Now let $a$ and $b$ be odd numbers. As such, $a=n_1+1$ and $b=2n_2+1$ for some integers $n_1$ and $n_2$. Now consider their sum: \begin{align}a+b &= (2n_1 + 1) + (2n_2 + 1) \\ &= 2n_1 + 2n_2 + 2\\ &= 2(n_1 + n_2 + 1)\end{align} We know that $(n_1 + n_2 + 1)$ must be an integer due to the closure of the integers under addition. So defining $n_3 = n_1 + n_2 + 1$, we see that the sum $a+b$ can be written as $2n_3$ for some integer $n_3$, making it an even number.
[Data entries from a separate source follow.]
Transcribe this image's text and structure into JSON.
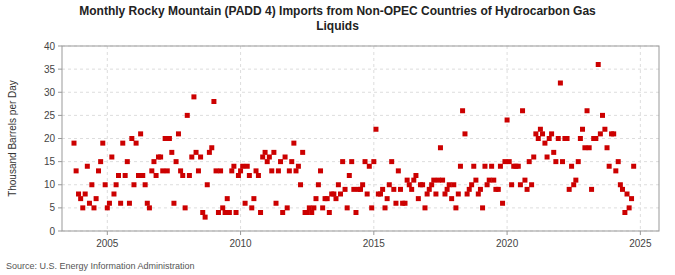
{
  "chart_data": {
    "type": "scatter",
    "title": "Monthly Rocky Mountain (PADD 4) Imports from Non-OPEC Countries of Hydrocarbon Gas\nLiquids",
    "ylabel": "Thousand Barrels per Day",
    "annotations": [
      "Source: U.S. Energy Information Administration"
    ],
    "color": "#cc0000",
    "marker": "square",
    "grid": true,
    "xlim": [
      2003.3,
      2025.7
    ],
    "xticks": [
      2005,
      2010,
      2015,
      2020,
      2025
    ],
    "ylim": [
      0,
      40
    ],
    "yticks": [
      0,
      5,
      10,
      15,
      20,
      25,
      30,
      35,
      40
    ],
    "x": [
      2003.75,
      2003.83,
      2003.92,
      2004.0,
      2004.08,
      2004.17,
      2004.25,
      2004.33,
      2004.42,
      2004.5,
      2004.58,
      2004.67,
      2004.75,
      2004.83,
      2004.92,
      2005.0,
      2005.08,
      2005.17,
      2005.25,
      2005.33,
      2005.42,
      2005.5,
      2005.58,
      2005.67,
      2005.75,
      2005.83,
      2005.92,
      2006.0,
      2006.08,
      2006.17,
      2006.25,
      2006.33,
      2006.42,
      2006.5,
      2006.58,
      2006.67,
      2006.75,
      2006.83,
      2006.92,
      2007.0,
      2007.08,
      2007.17,
      2007.25,
      2007.33,
      2007.42,
      2007.5,
      2007.58,
      2007.67,
      2007.75,
      2007.83,
      2007.92,
      2008.0,
      2008.08,
      2008.17,
      2008.25,
      2008.33,
      2008.42,
      2008.5,
      2008.58,
      2008.67,
      2008.75,
      2008.83,
      2008.92,
      2009.0,
      2009.08,
      2009.17,
      2009.25,
      2009.33,
      2009.42,
      2009.5,
      2009.58,
      2009.67,
      2009.75,
      2009.83,
      2009.92,
      2010.0,
      2010.08,
      2010.17,
      2010.25,
      2010.33,
      2010.42,
      2010.5,
      2010.58,
      2010.67,
      2010.75,
      2010.83,
      2010.92,
      2011.0,
      2011.08,
      2011.17,
      2011.25,
      2011.33,
      2011.42,
      2011.5,
      2011.58,
      2011.67,
      2011.75,
      2011.83,
      2011.92,
      2012.0,
      2012.08,
      2012.17,
      2012.25,
      2012.33,
      2012.42,
      2012.5,
      2012.58,
      2012.67,
      2012.75,
      2012.83,
      2012.92,
      2013.0,
      2013.08,
      2013.17,
      2013.25,
      2013.33,
      2013.42,
      2013.5,
      2013.58,
      2013.67,
      2013.75,
      2013.83,
      2013.92,
      2014.0,
      2014.08,
      2014.17,
      2014.25,
      2014.33,
      2014.42,
      2014.5,
      2014.58,
      2014.67,
      2014.75,
      2014.83,
      2014.92,
      2015.0,
      2015.08,
      2015.17,
      2015.25,
      2015.33,
      2015.42,
      2015.5,
      2015.58,
      2015.67,
      2015.75,
      2015.83,
      2015.92,
      2016.0,
      2016.08,
      2016.17,
      2016.25,
      2016.33,
      2016.42,
      2016.5,
      2016.58,
      2016.67,
      2016.75,
      2016.83,
      2016.92,
      2017.0,
      2017.08,
      2017.17,
      2017.25,
      2017.33,
      2017.42,
      2017.5,
      2017.58,
      2017.67,
      2017.75,
      2017.83,
      2017.92,
      2018.0,
      2018.08,
      2018.17,
      2018.25,
      2018.33,
      2018.42,
      2018.5,
      2018.58,
      2018.67,
      2018.75,
      2018.83,
      2018.92,
      2019.0,
      2019.08,
      2019.17,
      2019.25,
      2019.33,
      2019.42,
      2019.5,
      2019.58,
      2019.67,
      2019.75,
      2019.83,
      2019.92,
      2020.0,
      2020.08,
      2020.17,
      2020.25,
      2020.33,
      2020.42,
      2020.5,
      2020.58,
      2020.67,
      2020.75,
      2020.83,
      2020.92,
      2021.0,
      2021.08,
      2021.17,
      2021.25,
      2021.33,
      2021.42,
      2021.5,
      2021.58,
      2021.67,
      2021.75,
      2021.83,
      2021.92,
      2022.0,
      2022.08,
      2022.17,
      2022.25,
      2022.33,
      2022.42,
      2022.5,
      2022.58,
      2022.67,
      2022.75,
      2022.83,
      2022.92,
      2023.0,
      2023.08,
      2023.17,
      2023.25,
      2023.33,
      2023.42,
      2023.5,
      2023.58,
      2023.67,
      2023.75,
      2023.83,
      2023.92,
      2024.0,
      2024.08,
      2024.17,
      2024.25,
      2024.33,
      2024.42,
      2024.5,
      2024.58,
      2024.67,
      2024.75
    ],
    "values": [
      19,
      13,
      8,
      7,
      5,
      8,
      14,
      6,
      10,
      5,
      7,
      13,
      15,
      19,
      10,
      5,
      6,
      16,
      8,
      10,
      12,
      6,
      19,
      12,
      15,
      6,
      20,
      10,
      19,
      12,
      21,
      12,
      10,
      6,
      5,
      13,
      15,
      12,
      16,
      16,
      13,
      20,
      13,
      20,
      17,
      6,
      15,
      21,
      13,
      12,
      5,
      25,
      12,
      16,
      29,
      17,
      13,
      16,
      4,
      3,
      10,
      17,
      18,
      28,
      13,
      4,
      13,
      5,
      4,
      7,
      4,
      13,
      14,
      4,
      12,
      13,
      14,
      6,
      14,
      12,
      5,
      7,
      13,
      12,
      4,
      16,
      17,
      15,
      16,
      13,
      17,
      6,
      13,
      15,
      4,
      16,
      5,
      13,
      15,
      19,
      13,
      14,
      10,
      17,
      4,
      4,
      5,
      4,
      5,
      7,
      10,
      13,
      5,
      7,
      7,
      4,
      8,
      8,
      7,
      10,
      8,
      15,
      9,
      5,
      12,
      15,
      9,
      4,
      9,
      9,
      10,
      15,
      8,
      14,
      5,
      15,
      22,
      8,
      8,
      9,
      5,
      7,
      10,
      15,
      9,
      6,
      13,
      9,
      6,
      6,
      11,
      10,
      9,
      11,
      12,
      7,
      10,
      10,
      5,
      8,
      9,
      10,
      11,
      8,
      11,
      18,
      11,
      8,
      9,
      10,
      7,
      10,
      5,
      8,
      14,
      26,
      21,
      8,
      9,
      10,
      14,
      11,
      8,
      9,
      5,
      14,
      10,
      11,
      14,
      11,
      9,
      9,
      14,
      6,
      15,
      24,
      15,
      10,
      14,
      14,
      14,
      10,
      26,
      11,
      9,
      15,
      10,
      16,
      21,
      20,
      22,
      21,
      19,
      16,
      20,
      21,
      17,
      15,
      20,
      32,
      15,
      20,
      20,
      9,
      14,
      10,
      11,
      15,
      20,
      22,
      18,
      26,
      18,
      9,
      20,
      20,
      36,
      21,
      25,
      22,
      18,
      14,
      21,
      21,
      13,
      15,
      10,
      9,
      4,
      8,
      5,
      7,
      14
    ]
  }
}
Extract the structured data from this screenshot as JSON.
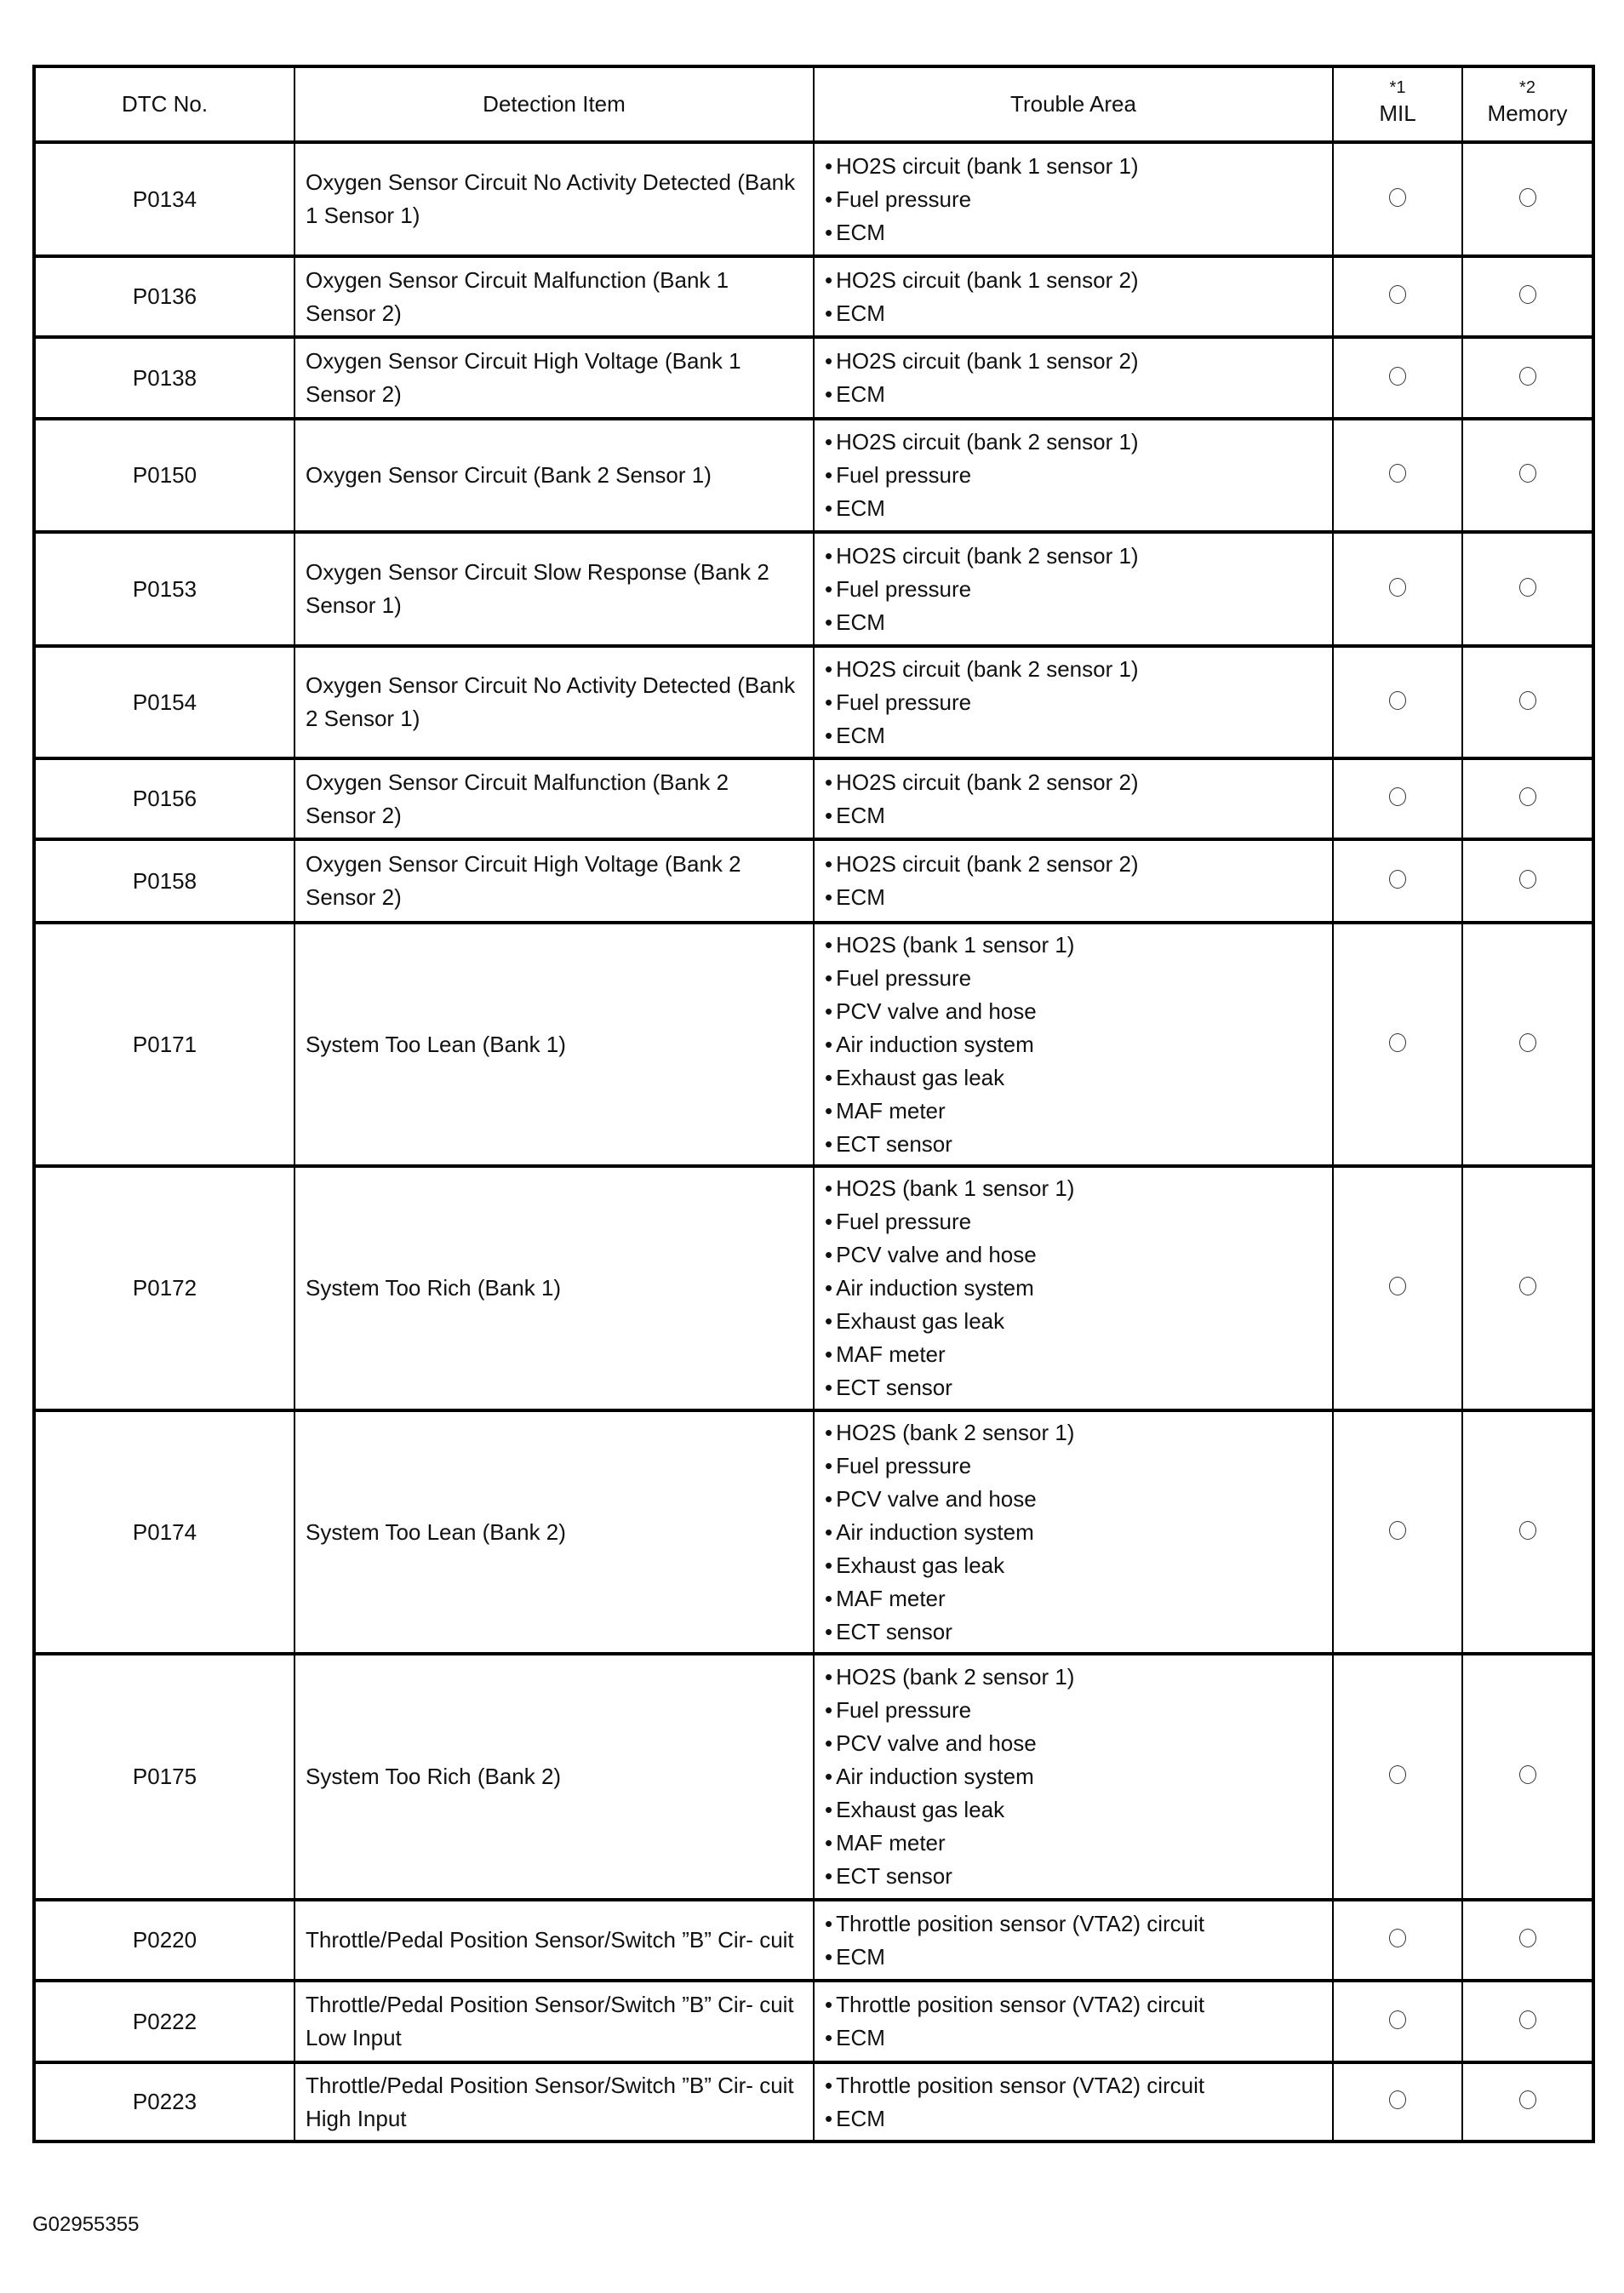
{
  "headers": {
    "dtc": "DTC No.",
    "detection": "Detection Item",
    "trouble": "Trouble Area",
    "mil_note": "*1",
    "mil": "MIL",
    "memory_note": "*2",
    "memory": "Memory"
  },
  "rows": [
    {
      "dtc": "P0134",
      "detection": "Oxygen Sensor Circuit No Activity Detected (Bank 1 Sensor 1)",
      "trouble": [
        "HO2S circuit (bank 1 sensor 1)",
        "Fuel pressure",
        "ECM"
      ],
      "mil": "○",
      "memory": "○"
    },
    {
      "dtc": "P0136",
      "detection": "Oxygen Sensor Circuit Malfunction (Bank 1 Sensor 2)",
      "trouble": [
        "HO2S circuit (bank 1 sensor 2)",
        "ECM"
      ],
      "mil": "○",
      "memory": "○"
    },
    {
      "dtc": "P0138",
      "detection": "Oxygen Sensor Circuit High Voltage (Bank 1 Sensor 2)",
      "trouble": [
        "HO2S circuit (bank 1 sensor 2)",
        "ECM"
      ],
      "mil": "○",
      "memory": "○"
    },
    {
      "dtc": "P0150",
      "detection": "Oxygen Sensor Circuit (Bank 2 Sensor 1)",
      "trouble": [
        "HO2S circuit (bank 2 sensor 1)",
        "Fuel pressure",
        "ECM"
      ],
      "mil": "○",
      "memory": "○"
    },
    {
      "dtc": "P0153",
      "detection": "Oxygen Sensor Circuit Slow Response (Bank 2 Sensor 1)",
      "trouble": [
        "HO2S circuit (bank 2 sensor 1)",
        "Fuel pressure",
        "ECM"
      ],
      "mil": "○",
      "memory": "○"
    },
    {
      "dtc": "P0154",
      "detection": "Oxygen Sensor Circuit No Activity Detected (Bank 2 Sensor 1)",
      "trouble": [
        "HO2S circuit (bank 2 sensor 1)",
        "Fuel pressure",
        "ECM"
      ],
      "mil": "○",
      "memory": "○"
    },
    {
      "dtc": "P0156",
      "detection": "Oxygen Sensor Circuit Malfunction (Bank 2 Sensor 2)",
      "trouble": [
        "HO2S circuit (bank 2 sensor 2)",
        "ECM"
      ],
      "mil": "○",
      "memory": "○"
    },
    {
      "dtc": "P0158",
      "detection": "Oxygen Sensor Circuit High Voltage (Bank 2 Sensor 2)",
      "trouble": [
        "HO2S circuit (bank 2 sensor 2)",
        "ECM"
      ],
      "mil": "○",
      "memory": "○"
    },
    {
      "dtc": "P0171",
      "detection": "System Too Lean (Bank 1)",
      "trouble": [
        "HO2S (bank 1 sensor 1)",
        "Fuel pressure",
        "PCV valve and hose",
        "Air induction system",
        "Exhaust gas leak",
        "MAF meter",
        "ECT sensor"
      ],
      "mil": "○",
      "memory": "○"
    },
    {
      "dtc": "P0172",
      "detection": "System Too Rich (Bank 1)",
      "trouble": [
        "HO2S (bank 1 sensor 1)",
        "Fuel pressure",
        "PCV valve and hose",
        "Air induction system",
        "Exhaust gas leak",
        "MAF meter",
        "ECT sensor"
      ],
      "mil": "○",
      "memory": "○"
    },
    {
      "dtc": "P0174",
      "detection": "System Too Lean (Bank 2)",
      "trouble": [
        "HO2S (bank 2 sensor 1)",
        "Fuel pressure",
        "PCV valve and hose",
        "Air induction system",
        "Exhaust gas leak",
        "MAF meter",
        "ECT sensor"
      ],
      "mil": "○",
      "memory": "○"
    },
    {
      "dtc": "P0175",
      "detection": "System Too Rich (Bank 2)",
      "trouble": [
        "HO2S (bank 2 sensor 1)",
        "Fuel pressure",
        "PCV valve and hose",
        "Air induction system",
        "Exhaust gas leak",
        "MAF meter",
        "ECT sensor"
      ],
      "mil": "○",
      "memory": "○"
    },
    {
      "dtc": "P0220",
      "detection": "Throttle/Pedal Position Sensor/Switch ”B” Cir- cuit",
      "trouble": [
        "Throttle position sensor (VTA2) circuit",
        "ECM"
      ],
      "mil": "○",
      "memory": "○"
    },
    {
      "dtc": "P0222",
      "detection": "Throttle/Pedal Position Sensor/Switch ”B” Cir- cuit Low Input",
      "trouble": [
        "Throttle position sensor (VTA2) circuit",
        "ECM"
      ],
      "mil": "○",
      "memory": "○"
    },
    {
      "dtc": "P0223",
      "detection": "Throttle/Pedal Position Sensor/Switch ”B” Cir- cuit High Input",
      "trouble": [
        "Throttle position sensor (VTA2) circuit",
        "ECM"
      ],
      "mil": "○",
      "memory": "○"
    }
  ],
  "figure_code": "G02955355"
}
Hence, the sum of two odd numbers is even.

Part III.
Now let $a$ be odd and $b$ be even. As such, $a=2n_1+1$ and $b=2n_2$ for some integers $n_1$ and $n_2$. Now consider their sum: \begin{align}a+b &= (2n_1 + 1)+ 2n_2 \\ &= 2n_1 + 2n_2 + 1\\ &= 2(n_1 + n_2) + 1\end{align} We know that $(n_1 + n_2)$ must be an integer due to the closure of the integers under addition. So defining $n_3 = n_1 + n_2$, we see that the sum $a+b$ can be written as $2n_3+1$ for some integer $n_3$, making it an odd number. Hence, the sum of an even and an odd integer is odd.

Part IV.
Now let $a$ and $b$ be odd numbers. As such, $a=2n_1 + 1$ and $b=2n_2+1$ for some integers $n_1$ and $n_2$. Now consider their product: \begin{align} ab &= (2n_1 + 1)(2n_2 + 1) \\ &= 4n_1 n_2 + 2n_1 + 2n_2 + 1 \\ &= 2(2n_1 n_2 + n_1 + n_2) + 1\end{align} We know that $(2n_1 n_2 + n_1 + n_2)$ must be an integer due to the closure of the integers under addition and multiplication. So defining $n_3 = (2n_1 + n_1 + n_2)$, we see that the product $ab$ can be written as $2n_3+1$ for some integer $n_3$, making it an odd number. Hence, the product of two odd numbers is odd.